Microsoft’s Minecraft (Education Edition) is a video game that’s more than a game:
A hundred schools will start testing Minecraft Education Edition in May, but more can get it in June when a free early-access program begins, Microsoft and its Mojang game studio said Thursday….
“During the summer months, we are also going to be focused on working with educators on building out lesson plans, sharing learning activity ideas and creating reusable projects,” Microsoft said.
Minecraft players turn trees, animals and minerals resources into tools, weapons and shelter to survive nightly monster onslaughts. It’s a major hit, with more than 70 million copies sold. It’s not just about survival, though. A creative mode lets players build fanciful structures, automate pig farming and even reproduce the complicated internal workings of computer logic circuitry.
This open-endedness has made Minecraft adaptable to everything from computer programming to art history. Especially because kids take the initiative to learn with Minecraft on their own, it’s no wonder schools like it and parents don’t freak out so much when kids get obsessed….

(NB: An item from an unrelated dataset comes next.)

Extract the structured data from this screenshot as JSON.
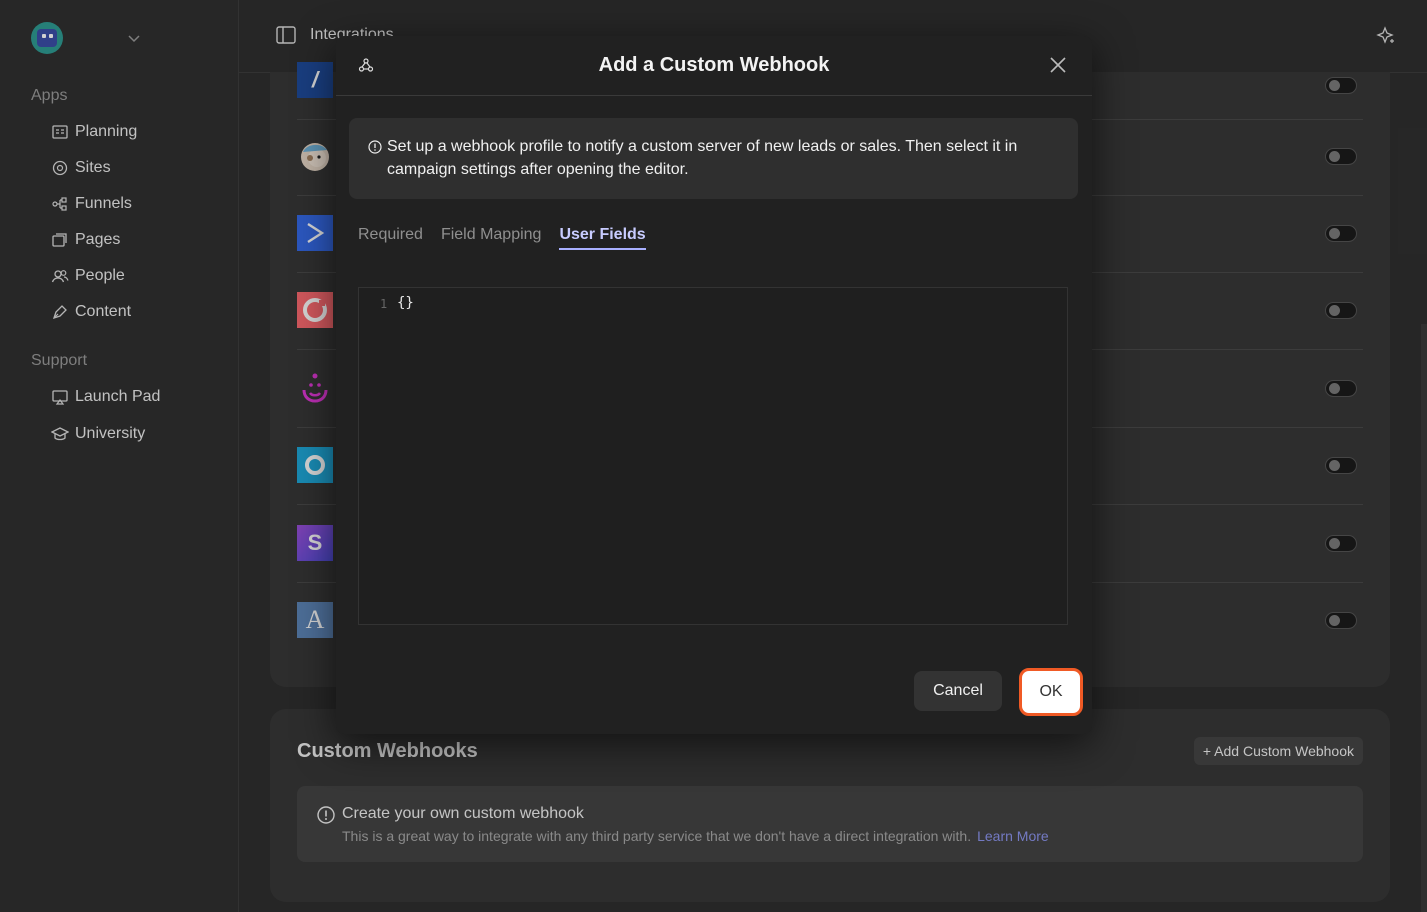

See, School’s out for summer? Not for Minecraft Education Edition @ CNET and Minecraft: Education Edition.
Electronic doesn’t always mean better, but rather sometimes it is advantageous. Most people see this, but not everyone. I am often surprised to meet well-schooled people who are sure that there is one way to approach something, a small number of ways to categorize something, and that approaches and categories are so fixed that they might as well be immutable natural laws.
There is no field of advanced study in America (or elsewhere) that does not have within it competing schools of thought, each advanced by equally talented academics. In fact, we would be surprised to find otherwise: one graduate department might align one way or another, but we’d expect that there would be an acknowledgement and engagement with competing theories elsewhere.
And yet, and yet, regarding teaching young children, one sometimes encounters those who see only one view, one method, one possibility. (I’m speaking generally, not of one person or place.) I’d say, in my experience, most teachers are open to creative options, but when one encounters someone who’s not, it’s quickly apparent, and always disappointing.
Minecraft, other games, electronic presentations, etc. are not the solution to all our educational challenges. They’re not even close. They are, however, partial solutions, and worthy reminders that what we once did isn’t an unalterable impediment against what we may yet do.